Friday, June 13, 2008

Grab Bag

Word Count: 12,853

I'm getting myself ready to go to Kenyon!

Okay, the going is much more exciting than the list making and the packing ... or is it? I've always enjoyed getting ready to go places, I think it's part of building anticipation, but I don't enjoy how much of my "normal" time it eats up. Right now it's hurting my generation of new words. *grumbles*

I've made the list of things I'll need to take but haven't really thought about clothing yet. I'll get down to that once the laundry is clean and dry. Speaking of which, laundry, hair cut and an oil change are all on the list for the next 24 hours.

24 hours and I'll be on the road!

Which brings me to the fact that my odometer rolled over to 60,000 miles not long ago. Not bad considering it's an almost eight year old car, but still I don't like it that my baby's growing up and getting older.

I've been in to the poetry of Pablo Neruda lately. I love how simple and forceful it is.
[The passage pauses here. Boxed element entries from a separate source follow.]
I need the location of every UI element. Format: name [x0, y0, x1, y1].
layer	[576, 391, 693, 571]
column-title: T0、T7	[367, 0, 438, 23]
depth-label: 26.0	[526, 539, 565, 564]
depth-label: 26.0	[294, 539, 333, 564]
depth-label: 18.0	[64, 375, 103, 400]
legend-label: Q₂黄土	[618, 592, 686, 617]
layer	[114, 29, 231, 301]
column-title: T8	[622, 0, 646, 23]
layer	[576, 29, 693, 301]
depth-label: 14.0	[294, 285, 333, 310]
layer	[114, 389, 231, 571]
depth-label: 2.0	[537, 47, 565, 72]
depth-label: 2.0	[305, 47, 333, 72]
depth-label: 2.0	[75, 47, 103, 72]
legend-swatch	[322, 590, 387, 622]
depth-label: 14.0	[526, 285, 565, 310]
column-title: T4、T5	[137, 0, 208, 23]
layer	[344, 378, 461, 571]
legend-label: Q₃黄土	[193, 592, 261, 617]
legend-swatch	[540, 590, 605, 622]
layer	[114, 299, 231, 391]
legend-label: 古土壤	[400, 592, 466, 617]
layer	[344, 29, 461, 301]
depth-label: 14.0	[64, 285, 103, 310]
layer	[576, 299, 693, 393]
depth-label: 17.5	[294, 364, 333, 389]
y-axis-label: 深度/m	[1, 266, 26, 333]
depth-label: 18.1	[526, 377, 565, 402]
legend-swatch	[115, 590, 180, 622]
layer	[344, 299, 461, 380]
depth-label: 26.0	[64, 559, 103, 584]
He really does write for the common person and says as much in his "Ode to Criticism" which is among his Odes to Simple Things (which are awesome). That his words are but simple material that you can eat or do the wash with, build a roof out of, until they're taken up by the critic and "trapped and tricked/ ... drowned in ink/ ... spit on it with the suave benignity of a cat" and though the critics nearly killed it, it was not yet dead and the simple people ...

men and women
came to live
with my poetry,
once again
they lighted fires,
built houses,
broke bread,
they shared the light
and in love joined
the lightning flash and the ring.
And now,
if you will excuse me
for interrupting this story
I'm telling,
I'm leaving to live
forever
with simple people.



I'm also a big fan of the "Ode to the Artichoke" which reminds me a great deal of James Tate's "Young Man with a Ham" in that they have a sort of absurdity of heightened conflict centered around food. (You can find a full copy of the prose poem Young Man with a Ham at the above link, as it appeared in the American Poetry Review.)

Found the lengthy article about division of labor in the American family interesting. It's not the usual cramming of numbers down your throat, instead this article focuses on couples that have actually achieved balanced schedules and the reasons why others don't achieve it even when they think they want it. Parts of it reminded me of the novel I Don't Know How She Does It where the protagonist is the mother of two with the high profile job, earns more than her husband and still feels like society expects her to bake for little Susie's class potluck, which is why in the opening scenes the protagonist is awake at 3:00am taking a rolling pin to two store bought pies to make them look homemade. Of course, there's a lot more cooking in that story than just a handful of social expectations but you don't know that when she's bashing the pies. Other parts of the article spoke specifically to bargaining for alternative work schedules and different negotiating strategies parents have taken to help balance out work and time with their kids.

I think that's all for now, I will be blogging from the Kenyon Review Writer's Workshop once it starts, and once I've broken into their computer system. ... Not really break in, but they don't let strange laptops link up with their system so I'll have to get computer lab access to post, which I guess is a much milder form of breaking in, one that really doesn't involve much breaking.